The character arcs are underwritten in general. Though Kaleen Bhaiya doesn’t have a significant presence in season 3, Mirzapur is determined to pull him to centre stage. In doing so, the show ends up with a soft reset of sorts. On some level, the Prime Video series is a love story between Golu and Guddu—but that gets lost amidst the noise. Without Golu around, an unhinged Guddu is too one-dimensional. An inherent recipe for disaster, sure, but Mirzapur season 3 pushes him in ways that he ends up at a point of no return. Sharad’s is maybe the most poetic and complete of any. Having chased the thing he has wanted for so long, he ends up with a short-lived pyrrhic victory.

Mirzapur season 3 is more than capable when it tries

Where it does better is with moments and scenes. On rare occasions, Mirzapur season 3—directed by the returning Gurmmeet Singh, and Anand Iyer (Love in the Time of Corona)—takes its time and offers a character-first approach. That goes for a scene with Golu and Chhote in episode 7. As well as for a scene with Sharad and Madhuri in episode 3. By way of the knowledge provided by a former mutual acquaintance, it’s able to settle into a less formal tone and make room for a bit of flirting amidst all the assassination talk surrounding Guddu.

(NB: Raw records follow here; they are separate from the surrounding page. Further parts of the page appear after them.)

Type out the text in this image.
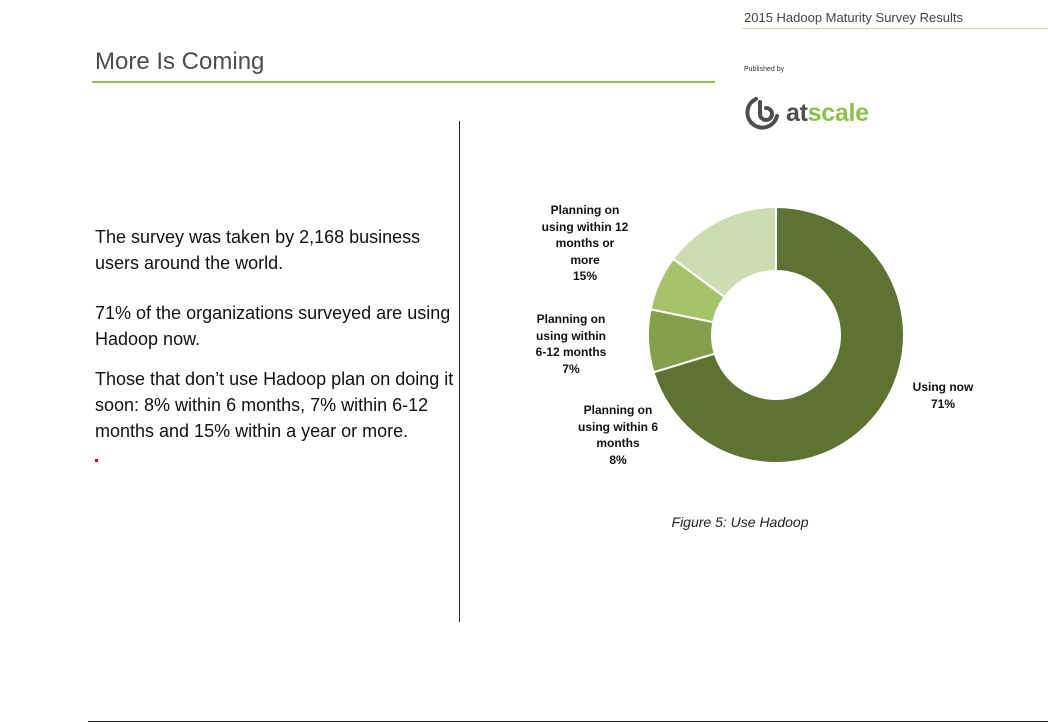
2015 Hadoop Maturity Survey Results
More Is Coming	Published by
atscale
The survey was taken by 2,168 business users around the world.
71% of the organizations surveyed are using Hadoop now.
Those that don’t use Hadoop plan on doing it soon: 8% within 6 months, 7% within 6-12 months and 15% within a year or more.
Using now
71%
Planning on
using within 6
months
8%
Planning on
using within
6-12 months
7%
Planning on
using within 12
months or
more
15%
Figure 5: Use Hadoop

Madhuri Yadav CM Mirzapur season 3
Isha Talwar as Madhuri Yadav in Mirzapur season 3 // Photo: Prime Video

Elsewhere, late in episode 4, Fazal gets to flex his (acting) muscles. He’s brilliant in how he engages you and pulls you into his circle. It’s a shame that he doesn’t get to do this often enough. I’m glad that Mirzapur season 3 tries to slow down and let the characters interact with one another. But these moments where it isn’t rushing things are few and far between.

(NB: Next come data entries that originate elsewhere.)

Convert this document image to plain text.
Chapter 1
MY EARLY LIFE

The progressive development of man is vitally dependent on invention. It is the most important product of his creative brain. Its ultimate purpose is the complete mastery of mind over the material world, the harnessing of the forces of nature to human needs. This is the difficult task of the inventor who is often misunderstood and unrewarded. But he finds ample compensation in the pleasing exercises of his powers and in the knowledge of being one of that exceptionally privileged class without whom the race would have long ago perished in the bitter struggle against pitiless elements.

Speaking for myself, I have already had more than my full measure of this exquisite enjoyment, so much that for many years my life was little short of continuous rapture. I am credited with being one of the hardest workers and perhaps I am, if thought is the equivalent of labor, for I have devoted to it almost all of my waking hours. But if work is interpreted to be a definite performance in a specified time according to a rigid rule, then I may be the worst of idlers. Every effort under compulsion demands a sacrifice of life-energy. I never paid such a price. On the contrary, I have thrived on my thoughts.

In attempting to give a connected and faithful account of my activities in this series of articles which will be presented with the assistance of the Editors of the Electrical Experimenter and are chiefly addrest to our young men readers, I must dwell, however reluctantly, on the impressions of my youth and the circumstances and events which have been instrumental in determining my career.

In the violence department, Mirzapur is as graphic as ever. There’s a literal beheading in episode 1. Later in the season, it enters gratuitous territory as a central male character makes a woman watch as he beats another with a leather belt. At the same time, it feels like there is an attempt to eschew the gore and blood that has gripped and defined Mirzapur. In terms of action choreography, the gun-forward nature of the violence means that action usually ends very quickly. But a scene late in the season suggests that the Prime Video series is more than capable of delivering sans weapons. The rare fisticuffs exchange is a fun watch in a show that gives you very few of these moments. In fact, that’s the problem. Mirzapur season 3 is lacking in fun.

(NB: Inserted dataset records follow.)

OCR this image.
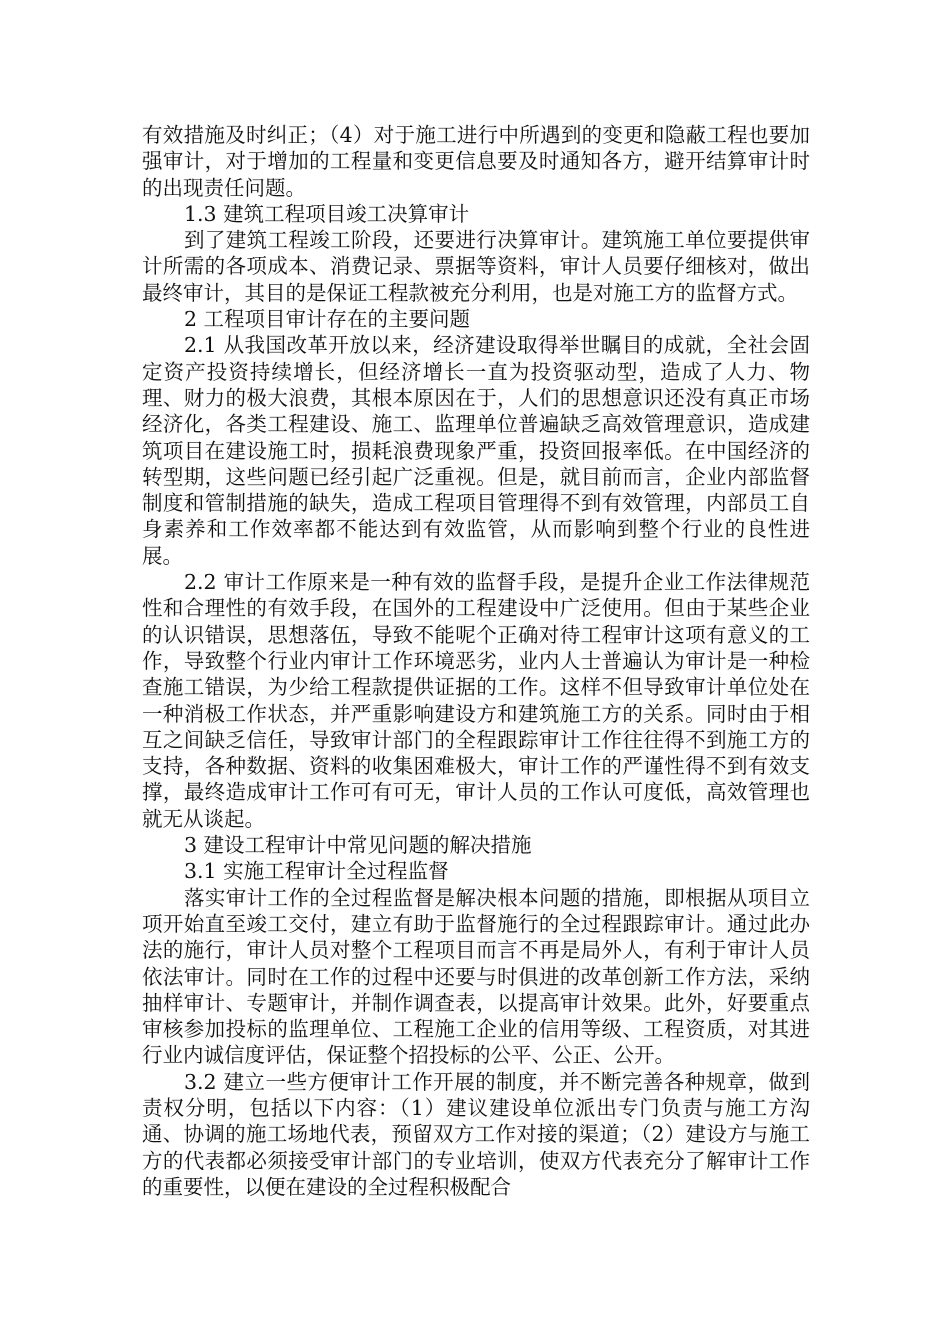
有效措施及时纠正；（4）对于施工进行中所遇到的变更和隐蔽工程也要加强审计，对于增加的工程量和变更信息要及时通知各方，避开结算审计时的出现责任问题。

1.3 建筑工程项目竣工决算审计

到了建筑工程竣工阶段，还要进行决算审计。建筑施工单位要提供审计所需的各项成本、消费记录、票据等资料，审计人员要仔细核对，做出最终审计，其目的是保证工程款被充分利用，也是对施工方的监督方式。

2 工程项目审计存在的主要问题

2.1 从我国改革开放以来，经济建设取得举世瞩目的成就，全社会固定资产投资持续增长，但经济增长一直为投资驱动型，造成了人力、物理、财力的极大浪费，其根本原因在于，人们的思想意识还没有真正市场经济化，各类工程建设、施工、监理单位普遍缺乏高效管理意识，造成建筑项目在建设施工时，损耗浪费现象严重，投资回报率低。在中国经济的转型期，这些问题已经引起广泛重视。但是，就目前而言，企业内部监督制度和管制措施的缺失，造成工程项目管理得不到有效管理，内部员工自身素养和工作效率都不能达到有效监管，从而影响到整个行业的良性进展。

2.2 审计工作原来是一种有效的监督手段，是提升企业工作法律规范性和合理性的有效手段，在国外的工程建设中广泛使用。但由于某些企业的认识错误，思想落伍，导致不能呢个正确对待工程审计这项有意义的工作，导致整个行业内审计工作环境恶劣，业内人士普遍认为审计是一种检查施工错误，为少给工程款提供证据的工作。这样不但导致审计单位处在一种消极工作状态，并严重影响建设方和建筑施工方的关系。同时由于相互之间缺乏信任，导致审计部门的全程跟踪审计工作往往得不到施工方的支持，各种数据、资料的收集困难极大，审计工作的严谨性得不到有效支撑，最终造成审计工作可有可无，审计人员的工作认可度低，高效管理也就无从谈起。

3 建设工程审计中常见问题的解决措施

3.1 实施工程审计全过程监督

落实审计工作的全过程监督是解决根本问题的措施，即根据从项目立项开始直至竣工交付，建立有助于监督施行的全过程跟踪审计。通过此办法的施行，审计人员对整个工程项目而言不再是局外人，有利于审计人员依法审计。同时在工作的过程中还要与时俱进的改革创新工作方法，采纳抽样审计、专题审计，并制作调查表，以提高审计效果。此外，好要重点审核参加投标的监理单位、工程施工企业的信用等级、工程资质，对其进行业内诚信度评估，保证整个招投标的公平、公正、公开。

3.2 建立一些方便审计工作开展的制度，并不断完善各种规章，做到责权分明，包括以下内容：（1）建议建设单位派出专门负责与施工方沟通、协调的施工场地代表，预留双方工作对接的渠道；（2）建设方与施工方的代表都必须接受审计部门的专业培训，使双方代表充分了解审计工作的重要性，以便在建设的全过程积极配合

Mirzapur refuses to evolve in season 3

In the beginning, the show’s engine was powered by dark humour, oddball characters, and the quest for power. The first is gone. Mirzapur takes itself so seriously now that it’s lost sight of what made the violence appetising. Season 3 makes a mockery of the second. New colourful characters are introduced, expanded, and dispatched all in the same episode—Mirzapur can’t see the forest for the trees. We still have the third, but its pursuit feels hollow. Because it’s a macro show and the details don’t matter, the throne is ultimately meaningless. How does Guddu Pandit in place of Kaleen Bhaiya change the city or impact the people who work for them?

Guddu Mirzapur season 3
Ali Fazal as Govind “Guddu” Pandit in Mirzapur season 3 // Photo: Prime Video

It’s now a dark and unforgiving world for the sake of being a dark and unforgiving world. Plot twists are generated to serve the audience, not the narrative. Mirzapur grounds ambition into dust, eats morals for breakfast, and chews hope and spits it out. That pervasive thinking undercuts any desire for introspection. In season 3, the show doubles down on its classical gangster drama credentials, where power and survival are everything. Maybe that’s what Mirzapur feels about its existence as well. Maybe that’s why it refuses to evolve. Because, like its characters, it too is afraid of its place in the sun.

All 10 episodes of Mirzapur season 3 released on Friday, July 5 on Prime Video worldwide.